He describes Inside Voices ‘4 tracks, each exploring the resonance and sounds of some of Edinburgh's public spaces.'
As his description suggests, there are phonographic elements afoot in each track. Binaural microphones have been used, although he has explored the recorded material with (presumably) computer-based tools. The effect of which creates experiences that appear to begin at the physical plane, then change or degrade. This either reinforces a particular aspect of the atmosphere Wyness is attempting to describe, or shows it in another light. Disparate sound events also seem to have been combined, thus allowing Wyness to tell his own story of the places he has recorded.
Wyness mentions on the sleeve notes that the recordings were assisted by several unusual items, including the ‘general decrepitude of the material world.' In some recordings he seeks to enhance this further, decomposing and bleeding sounds into each other.
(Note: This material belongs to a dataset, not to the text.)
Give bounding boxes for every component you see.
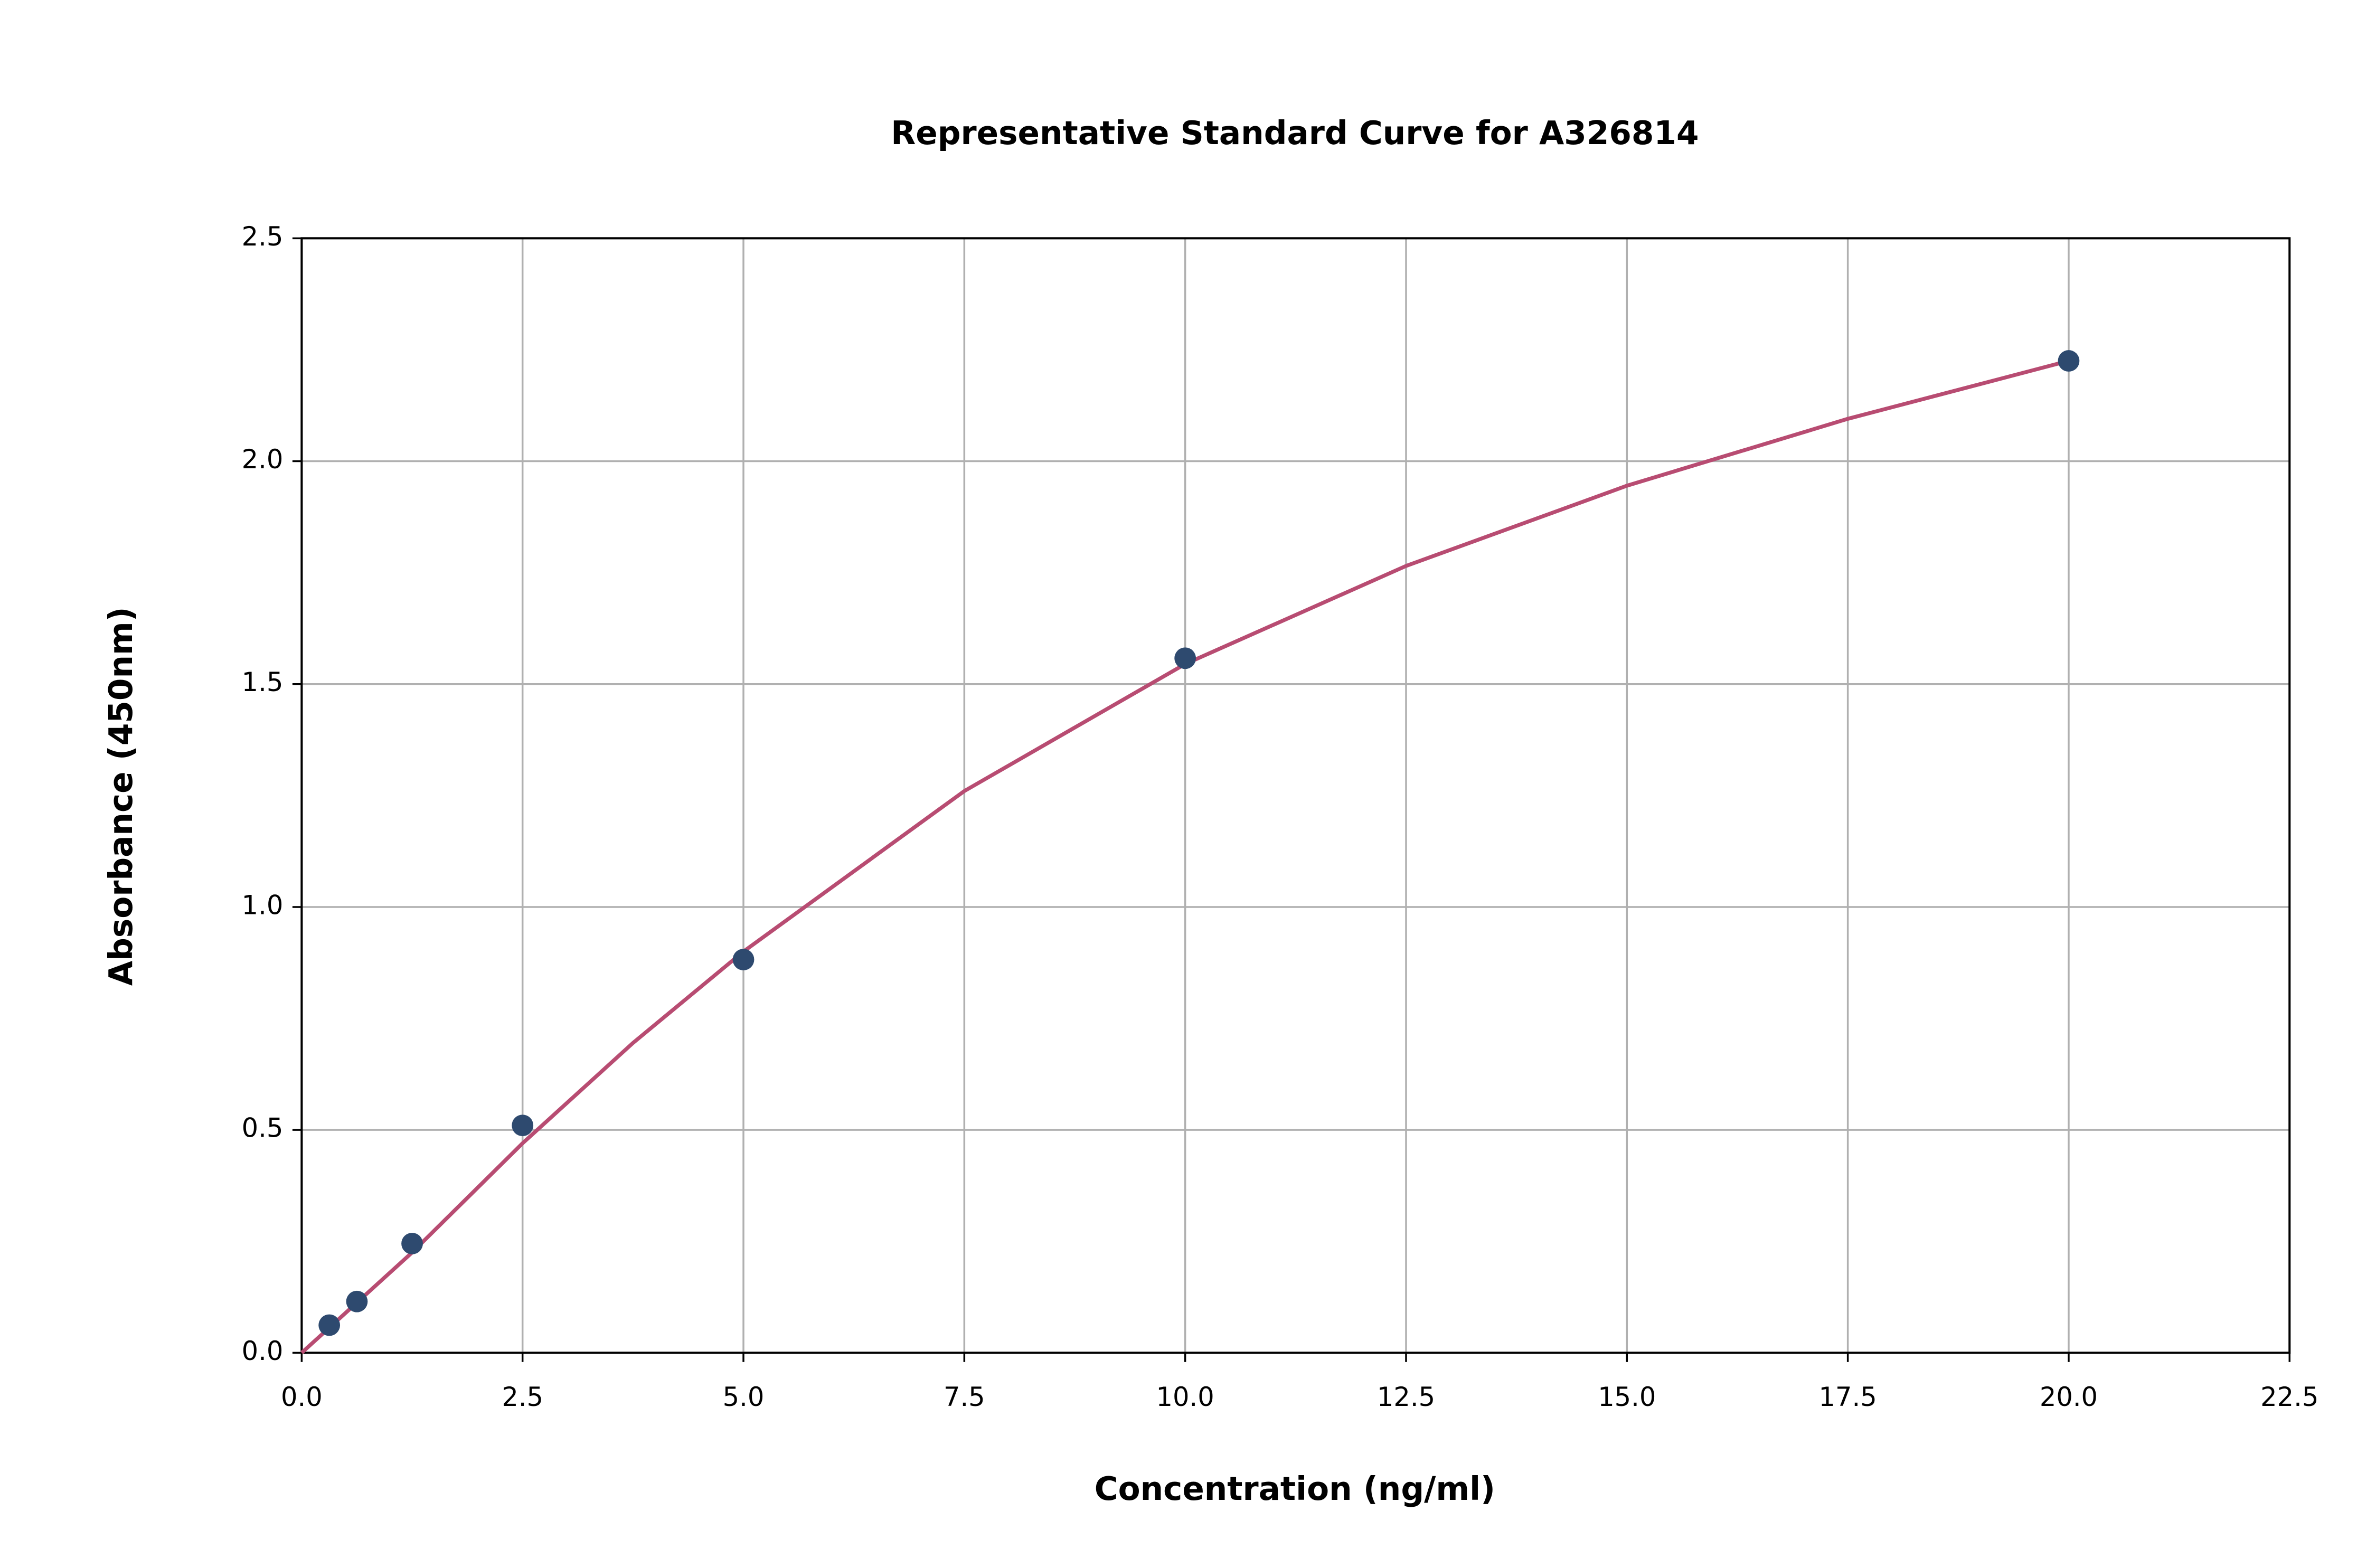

Glasshouse, with sounds recorded in the Royal Botanic Garden in Edinburgh, compounds the phonographic elements by using effects. Sometimes a whisper of something recognisable arises, perhaps a voice, water or vehicles in the background.
In Aquarium, again recorded in the Botanic Gardens, Wyness has refined sounds to the point that they become like chirps, bass notes and synthesised sounds. Rego features a progression of these techniques, where a beautiful yet ephemeral ringing leads into harsher, distorted sections.
In track 4, Cartier-bresson, we hear a down-sampled version of low-frequency sounds, perhaps the generators or air-conditioning he mentions in his sleeve notes. Cartier-bresson reproduces the feeling of being an a gallery, with sounds of children who don't want to be there, abrupt sounds external to the gallery interrupting your meditation on a piece. The reference to Henri Cartier-Bresson, the father of photojournalism, represents a possible source of influence for Wyness, who is taking up an analogous role of phonographer.
James Wyness, using techniques that might be described as Musique Concrète, has put together a short collection of interesting slices of the atmospheres of Edinburgh's famous public places. Occasionally he blends his recorded material together to produce what might be described as musical passages, to further explain the facets of the environment he's trying to capture. With Inside Voices, he's contributing something unique and interesting to an increasingly fertile movement.